Sie hatten also Gelegenheit zu improvisieren. Dies wird diesmal jedoch nicht gelingen, 2022 werden sie von den Kriegsfolgen voll getroffen. Aktuell werden bei allen Herstellern wegen fehlender Teile aus dem Kriegsgebiet ganze Werke stillgelegt wie bei BMW in Dingolfing, oder Schichten gestrichen wie bei VW in Wolfsburg, Dresden oder Zwickau. Mercedes und sogar Toyota stoppen ebenfalls die Produktion.

Negative Folgen sind unausweichlich. Mit dem Produzierende Gewerbe ist der Motor der deutschen Wirtschaft voll vom Ukrainekrieg getroffen. Zwar entfällt lediglich noch 23,5 vH des Bruttoinlandsproduktes, mit dem Wachstum gemessen wird, auf die Industrie. Der Anteil der Schlüsselbranchen, Autoindustrie, Maschinenbau und Chemie +Pharmazie daran beträgt aber rd 60 vH, sie tragen also im Primär-Effekt gut 10 Prozentpunkte zur inländischen BIP-Wertschöpfung bei. Kommt es als Beispiel in diesen Schlüsselbranchen wegen Materialmangel – z.B. bei Speicherchips oder  Kabelbäumen und anderen strategischen Zulieferteilen  aus dem Kriegsgebiet –  zu Produktionseinbrüchen bis zu 10 Prozent, ist ein Wachstumsverlust von 1 Prozentpunkt vorprogrammiert und auf die Schnelle unvermeidlich.  Den Rest besorgen  sich selbst erfüllende negative und pessimistische Zukunftserwartungen der Investoren und Konsumenten in Form von Invest- und Kaufzurückhaltung. Als Folge dieser Abwärtsspirale von Produktions- und Nachfrageausfällen auf der Endstufe auf die nachfolgende Wertschöpfungskette ist eine „technische“ Rezession unvermeidlich. 

Die Gefahr ist da. Der akute Materialmangel aus politischen Gründen sowie sich rapide verschlechternde Erwartungen treffen die deutsche Schlüsselbranche Automobilindustrie besonders schmerzhaft, Hier hat der nicht enden wollende Versorgungsengpass bei Speicherchips – inzwischen wurde die Normalisierung von Experten ins Jahr 2023 verschoben – bereits im letzten Quartal 2021 mehr und mehr zu Produktionseinschränkungen führte.

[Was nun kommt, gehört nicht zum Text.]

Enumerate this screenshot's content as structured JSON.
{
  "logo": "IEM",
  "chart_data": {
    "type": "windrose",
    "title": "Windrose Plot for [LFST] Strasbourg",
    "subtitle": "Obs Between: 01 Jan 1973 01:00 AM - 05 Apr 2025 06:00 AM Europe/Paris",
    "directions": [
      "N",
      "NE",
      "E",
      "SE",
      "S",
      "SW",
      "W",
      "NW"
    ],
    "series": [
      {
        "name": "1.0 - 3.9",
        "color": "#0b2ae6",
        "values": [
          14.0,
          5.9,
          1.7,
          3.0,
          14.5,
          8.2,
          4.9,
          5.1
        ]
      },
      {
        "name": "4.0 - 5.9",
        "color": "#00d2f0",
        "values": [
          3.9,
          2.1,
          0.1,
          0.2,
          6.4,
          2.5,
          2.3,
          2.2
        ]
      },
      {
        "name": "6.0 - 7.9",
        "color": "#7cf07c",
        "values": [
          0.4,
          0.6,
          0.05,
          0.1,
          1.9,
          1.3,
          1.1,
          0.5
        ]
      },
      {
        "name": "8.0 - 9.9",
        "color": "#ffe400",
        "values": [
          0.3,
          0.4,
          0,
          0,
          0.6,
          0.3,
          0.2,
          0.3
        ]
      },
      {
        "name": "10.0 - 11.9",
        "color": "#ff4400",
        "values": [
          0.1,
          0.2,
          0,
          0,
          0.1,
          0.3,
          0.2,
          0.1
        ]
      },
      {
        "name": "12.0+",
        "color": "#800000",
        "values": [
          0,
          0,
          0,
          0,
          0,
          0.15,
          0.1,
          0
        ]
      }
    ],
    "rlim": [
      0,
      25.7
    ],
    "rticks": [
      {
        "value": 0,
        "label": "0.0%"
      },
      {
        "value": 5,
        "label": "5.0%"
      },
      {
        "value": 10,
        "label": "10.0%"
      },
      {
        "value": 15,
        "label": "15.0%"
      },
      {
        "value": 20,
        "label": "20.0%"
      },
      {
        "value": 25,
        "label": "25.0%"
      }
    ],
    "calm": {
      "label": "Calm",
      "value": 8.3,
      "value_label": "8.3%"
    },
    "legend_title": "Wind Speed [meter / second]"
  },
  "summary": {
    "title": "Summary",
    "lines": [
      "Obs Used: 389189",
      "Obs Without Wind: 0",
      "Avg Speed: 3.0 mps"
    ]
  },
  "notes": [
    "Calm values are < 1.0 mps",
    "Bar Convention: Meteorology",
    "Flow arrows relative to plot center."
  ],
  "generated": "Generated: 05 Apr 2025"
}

Angesichts geräumter Auto-Läger und fehlender Teile mussten inzwischen sogar Aufträge zurückgewiesen werden.  Auch der Corona-Erholung im Maschinenbau droht aufgrund der Rezession in wichtigen Abnehmerbrachen ein vorzeitiger Abbruch. Und die rasante Verteuerung von Energie wie Erdgas und Kohle schlägt voll in den Grundstoffindustrien und beim privaten Verbraucher und damit auch bei den restlichen bei zwei Drittel des Sozialprodukts zu Buche.

Die nüchterne Erkenntnis ist, wie kürzlich in der Süddeutschen Zeitung zu lesen: „Wirtschaft kann nicht unpolitisch sein, sie ist immer auch ein Teil der Politik“.